Google Deepmind has unveiled Gemma 3, a new generation of open AI models designed to deliver high performance with a relatively small footprint, making them suitable for running on individual GPUs or TPUs.
The Gemma 3 family includes four models ranging from 1 to 27 billion parameters. Despite their compact size, these models outperform much larger LLMs like Llama-405B and DeepSeek-V3 in initial tests, according to Google Deepmind.
The models can handle more than 140 languages, with 35 requiring no additional training. They process text, images (except for the 1B version), and short videos using a 128,000-token context window. Google says their function calling and structured output capabilities make them well-suited for agentic tasks.

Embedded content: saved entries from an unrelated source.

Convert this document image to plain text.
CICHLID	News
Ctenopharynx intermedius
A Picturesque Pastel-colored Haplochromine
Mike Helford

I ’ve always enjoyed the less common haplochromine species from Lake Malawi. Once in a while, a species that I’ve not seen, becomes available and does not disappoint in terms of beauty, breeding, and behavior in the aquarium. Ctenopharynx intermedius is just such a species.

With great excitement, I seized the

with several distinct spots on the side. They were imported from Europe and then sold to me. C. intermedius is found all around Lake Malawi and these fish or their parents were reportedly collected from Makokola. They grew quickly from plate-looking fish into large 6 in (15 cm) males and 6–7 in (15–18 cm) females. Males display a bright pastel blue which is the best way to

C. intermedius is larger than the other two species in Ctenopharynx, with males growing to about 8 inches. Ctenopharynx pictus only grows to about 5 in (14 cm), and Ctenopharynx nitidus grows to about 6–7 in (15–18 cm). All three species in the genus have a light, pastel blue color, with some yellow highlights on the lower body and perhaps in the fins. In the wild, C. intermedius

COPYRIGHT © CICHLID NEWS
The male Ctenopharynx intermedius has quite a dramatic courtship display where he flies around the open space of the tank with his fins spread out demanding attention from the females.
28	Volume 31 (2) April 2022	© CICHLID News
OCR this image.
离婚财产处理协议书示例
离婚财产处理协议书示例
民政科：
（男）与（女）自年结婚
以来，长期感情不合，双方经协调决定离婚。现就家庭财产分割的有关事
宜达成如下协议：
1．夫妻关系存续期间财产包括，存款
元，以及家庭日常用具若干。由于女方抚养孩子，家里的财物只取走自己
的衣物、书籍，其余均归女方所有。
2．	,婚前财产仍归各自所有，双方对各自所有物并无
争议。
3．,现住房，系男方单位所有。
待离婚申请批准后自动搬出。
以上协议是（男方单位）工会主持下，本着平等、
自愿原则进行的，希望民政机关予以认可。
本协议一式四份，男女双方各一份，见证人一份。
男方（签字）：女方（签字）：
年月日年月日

All models underwent distillation training followed by specialized post-training using various reinforcement learning approaches. These techniques specifically target improvements in mathematics, chat functionality, instruction following, and multilingual communication.
Making LLMs more efficient
For the first time, Google is officially offering quantized versions that reduce memory and computing requirements while maintaining accuracy. The company says Gemma 3 will reproduce less verbatim text than previous versions and avoid reproducing personal data.
Human evaluators in the chatbot arena gave Gemma 3-27B-IT an Elo score of 1338, ranking it among the top 10 AI models. The smaller 4B model performs surprisingly well, matching the capabilities of the larger Gemma 2-27B-IT. The 27B version shows similar performance to Gemini 1.5-Pro across many benchmark tests.

Alongside the multimodal Gemma models, Google introduced ShieldGemma 2, a specialized 4-billion-parameter security checker designed to identify dangerous content, explicit material, and depictions of violence in images.

Gemma 3 models are available through Hugging Face, Kaggle, and Google AI Studio. They support common frameworks including PyTorch, JAX, and Keras. Academics can access $10,000 in cloud credits through the Gemma 3 Academic Program. The models run on NVIDIA GPUs, Google Cloud TPUs, and AMD GPUs, with Gemma.cpp available for CPU use.